Always Have with You

The place wasn’t meant for a family of six. Properly speaking, it was a one-bedroom house, or hovel. The attic, from which we could see the sky through the roof, was divided into two rooms, with no doors. You had to pull down the stairs in order to climb up there and that trapdoor had to be kept closed in the daytime. The house was heated by a single, oversized gas stove that sat in the middle of the living room—no ducts, vents, or radiators here. The bathroom had only a sink and a toilet. No tub. No shower. The only window that opened was the kitchen window, and before we moved in my mother insisted that my step-father pull out the nails that held the vinyl blinds permanently closed over the windows that would never open. The only reason we weren’t called “white trash” is that we lived above the Mason-Dixon line.

Reading Nancy Isenberg’s White Trash: The 400-Year Untold History of Class in America was, therefore, a little bit uncomfortable. First of all, bullies who care only for the wealthy are nothing new in American politics. Second of all, it reminded me of how, when I was found without a job, no college or university wanted to hire a guy with no connections, despite the Ph.D. That’s business as usual in these United States. What I have realized is that in this nation of self-made individuals, those allowed to make it often start from a class higher than my own. I was a first generation college student, and once my step-father gave in to the pressure to put a proper bathtub in his house, I’d come home to find carp swimming in it. White trash and ivory towers clash, don’t you know.
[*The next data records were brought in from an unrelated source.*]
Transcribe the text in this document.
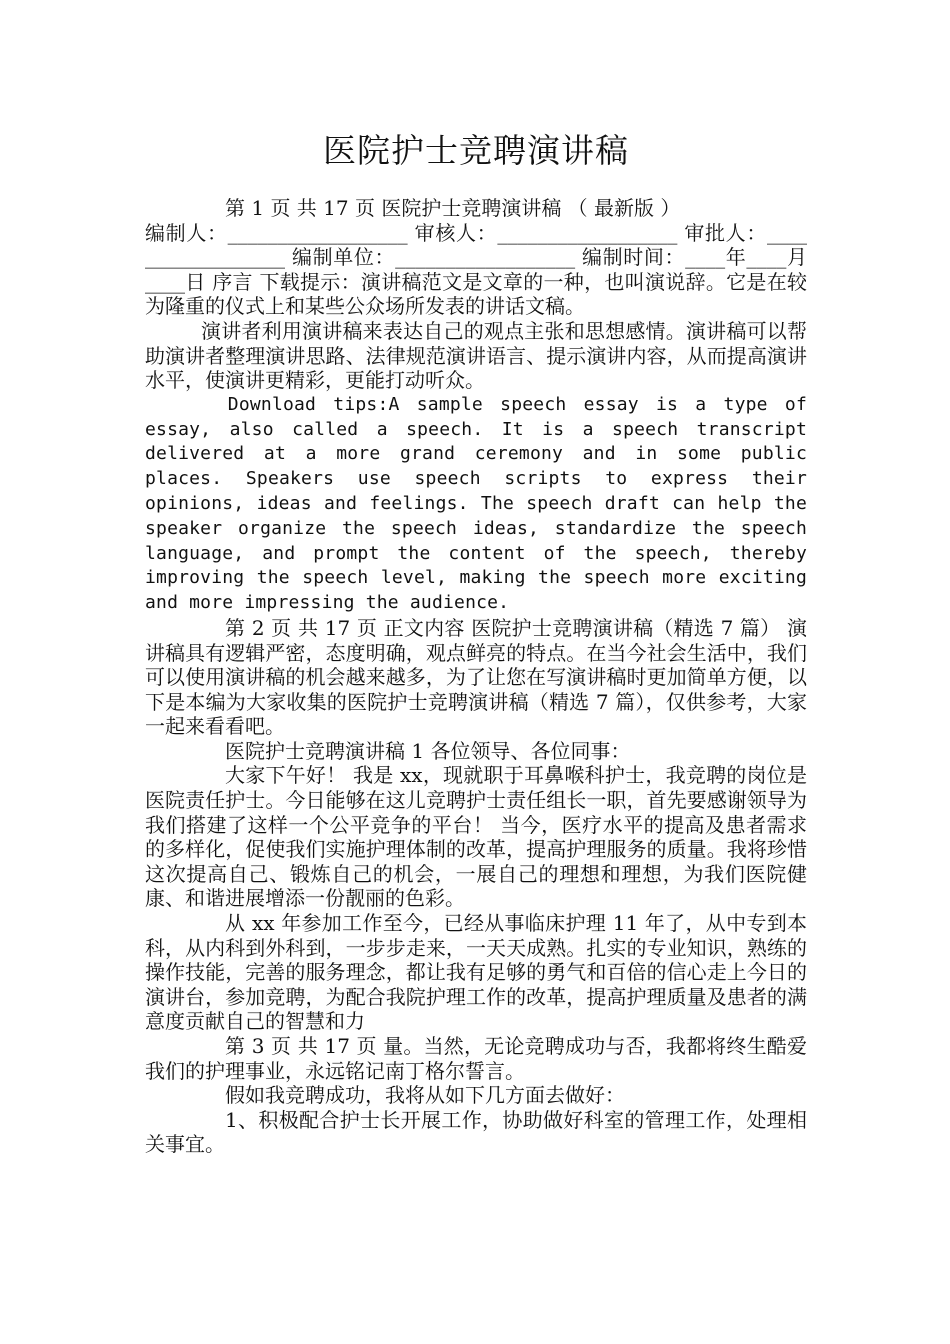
医院护士竞聘演讲稿

第 1 页 共 17 页 医院护士竞聘演讲稿 （ 最新版 ）

编制人：__________________ 审核人：__________________ 审批人：__________________ 编制单位：__________________ 编制时间：____年____月____日 序言 下载提示：演讲稿范文是文章的一种，也叫演说辞。它是在较为隆重的仪式上和某些公众场所发表的讲话文稿。

演讲者利用演讲稿来表达自己的观点主张和思想感情。演讲稿可以帮助演讲者整理演讲思路、法律规范演讲语言、提示演讲内容，从而提高演讲水平，使演讲更精彩，更能打动听众。

Download tips:A sample speech essay is a type of essay, also called a speech. It is a speech transcript delivered at a more grand ceremony and in some public places. Speakers use speech scripts to express their opinions, ideas and feelings. The speech draft can help the speaker organize the speech ideas, standardize the speech language, and prompt the content of the speech, thereby improving the speech level, making the speech more exciting and more impressing the audience.

第 2 页 共 17 页 正文内容 医院护士竞聘演讲稿（精选 7 篇） 演讲稿具有逻辑严密，态度明确，观点鲜亮的特点。在当今社会生活中，我们可以使用演讲稿的机会越来越多，为了让您在写演讲稿时更加简单方便，以下是本编为大家收集的医院护士竞聘演讲稿（精选 7 篇），仅供参考，大家一起来看看吧。

医院护士竞聘演讲稿 1 各位领导、各位同事：

大家下午好！ 我是 xx，现就职于耳鼻喉科护士，我竞聘的岗位是医院责任护士。今日能够在这儿竞聘护士责任组长一职，首先要感谢领导为我们搭建了这样一个公平竞争的平台！ 当今，医疗水平的提高及患者需求的多样化，促使我们实施护理体制的改革，提高护理服务的质量。我将珍惜这次提高自己、锻炼自己的机会，一展自己的理想和理想，为我们医院健康、和谐进展增添一份靓丽的色彩。

从 xx 年参加工作至今，已经从事临床护理 11 年了，从中专到本科，从内科到外科到，一步步走来，一天天成熟。扎实的专业知识，熟练的操作技能，完善的服务理念，都让我有足够的勇气和百倍的信心走上今日的演讲台，参加竞聘，为配合我院护理工作的改革，提高护理质量及患者的满意度贡献自己的智慧和力

第 3 页 共 17 页 量。当然，无论竞聘成功与否，我都将终生酷爱我们的护理事业，永远铭记南丁格尔誓言。

假如我竞聘成功，我将从如下几方面去做好：

1、积极配合护士长开展工作，协助做好科室的管理工作，处理相关事宜。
The saddest part of this book is that nothing has changed. Four centuries on and we still treat the poor with contempt. We love rags to riches stories because they’re so rare. The vast majority of the poor have a very hard existence. Even though, according to government statistics, we were considered a poverty-level family, we had it better than many. True, there were too many cars in the driveway, all of them used—very used, and the house was bulldozed as unfit for habitation immediately after we moved out, but many have it far worse. This book opens some old wounds, but it should be required reading for all politicians. Not that it would make much of a difference, though. The suffering of the poor is just far too easy to ignore as long as there is money to be made off of anyone less fortunate than yourself. That’s the American way. It always has been.

2 thoughts on “Always Have with You

  1. Ahmed Fasih

    Thanks for this very personal post. I didn’t know that “In America … the poor see themselves not as an exploited proletariat, but as temporarily embarrassed millionaires” is a misquote of John Steinbeck as I read his “To a God Unknown”, but that story makes it obvious that the sentiment was wrong, unless you were very specific about defining “the American poor”, because like you say, “those allowed to make it often start from a class higher than my own”.

    In tech we’re also (very) slowly understanding that the myth of meritocratic risk-taking is so much make-believe—the dropouts we admire, the Bill Gateses to Zuckerbergs, had family safety nets that made it easy to risk big. Maybe when both rich and poor have a safety net, then the myths—about temporarily embarrassed millionaires and about the American dream—will be relevant.

    Liked by 2 people

  2. Brent Snavely

    Although very few individuals shift far from the socioeconomic stratum into which they were born, the power of (mere) belief in meritocracy seems to beat reality at least 99.9 times out of 100.